Francis McWilliams was born on 8 February 1926,[4][5] in a tenement house in Portobello, Edinburgh,[1] and educated at Holy Cross Academy in Leith.[1] While at Holy Cross, he and a fellow student, the artist Eduardo Paolozzi, were thrown out of class for misbehaviour.[1] McWilliams was quoted as saying to the writer Michael Glackin: "The odds that the teacher was throwing a future world-renowned artist out of her class were probably long, but the odds on her throwing two future knights longer still."[1]
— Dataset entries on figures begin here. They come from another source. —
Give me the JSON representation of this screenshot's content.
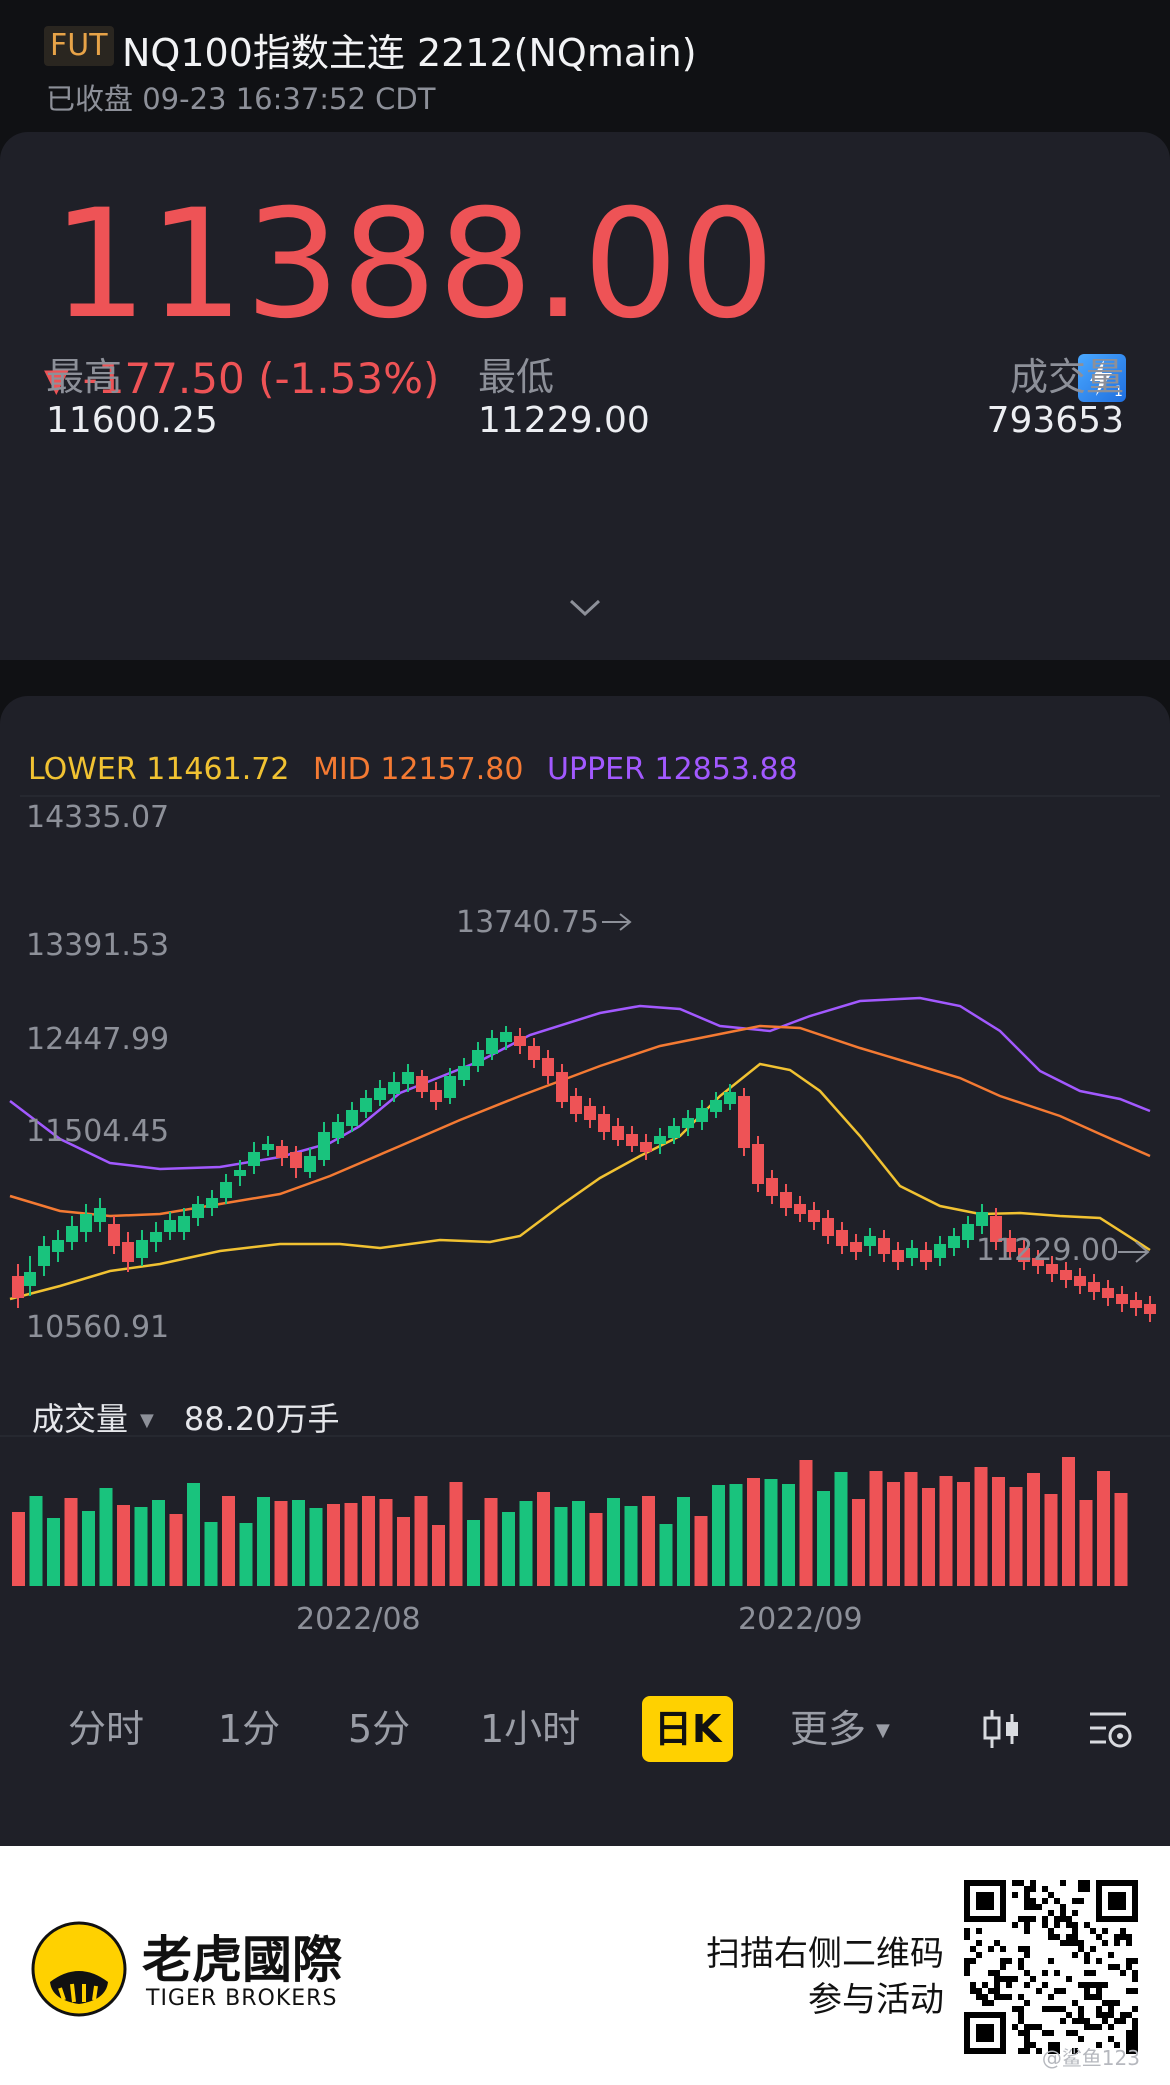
{
  "header": {
    "badge": "FUT",
    "title": "NQ100指数主连 2212(NQmain)",
    "status": "已收盘 09-23 16:37:52 CDT"
  },
  "quote": {
    "price": "11388.00",
    "change": "-177.50 (-1.53%)",
    "direction_icon": "triangle-down-icon",
    "color_down": "#ee5356",
    "stats": [
      {
        "label": "最高",
        "value": "11600.25"
      },
      {
        "label": "最低",
        "value": "11229.00"
      },
      {
        "label": "成交量",
        "value": "793653"
      }
    ]
  },
  "chart": {
    "boll": {
      "lower_label": "LOWER 11461.72",
      "mid_label": "MID 12157.80",
      "upper_label": "UPPER 12853.88",
      "lower_color": "#f1c232",
      "mid_color": "#f47a33",
      "upper_color": "#a259ff"
    },
    "y_ticks": [
      "14335.07",
      "13391.53",
      "12447.99",
      "11504.45",
      "10560.91"
    ],
    "high_marker": "13740.75",
    "low_marker": "11229.00",
    "volume_label": "成交量",
    "volume_value": "88.20万手",
    "dates": [
      "2022/08",
      "2022/09"
    ],
    "up_color": "#19c37d",
    "down_color": "#ee5356"
  },
  "periods": [
    {
      "label": "分时",
      "active": false
    },
    {
      "label": "1分",
      "active": false
    },
    {
      "label": "5分",
      "active": false
    },
    {
      "label": "1小时",
      "active": false
    },
    {
      "label": "日K",
      "active": true
    },
    {
      "label": "更多",
      "active": false
    }
  ],
  "footer": {
    "brand_cn": "老虎國際",
    "brand_en": "TIGER BROKERS",
    "cta_line1": "扫描右侧二维码",
    "cta_line2": "参与活动",
    "watermark": "@鲨鱼123"
  }
}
McWilliams received a scholarship to attend the University of Edinburgh to study civil engineering when he was 16 years old.[3] After graduating in 1945, he worked in the office of Edinburgh's City Engineer and then as a civil and structural engineer in other authorities. In 1953, he relocated to British Malaysia with his wife, Wyn, and their first child. They stayed for almost a quarter century. He worked for the Melaka municipal council[2] and had his own consulting engineering practice there.[3] While in Malaysia, he was the key engineer behind the civic planning for the town of Petaling Jaya in 1954.[2] In March 1973, the sultan Salahuddin of Selangor awarded him the honour Datuk Diraja Selangor.[2] He returned to the UK in 1976 and worked in the city of London, being appointed 665th Lord Mayor in 1992.[2] He was later appointed Knight Grand Cross of the Order of the British Empire (GBE) by Queen Elizabeth II.[2]
In 2015, he was disqualified from driving for 12 months, after being caught over the drink-driving limit outside the Bank of England at 2:30am in his 2.7-litre Jaguar XF. He was 89 at the time.[6]
McWilliams died on 31 August 2022, at the age of 96.[2] He is survived by his wife and two sons, one of whom is the economic consultant Douglas McWilliams.[4][7]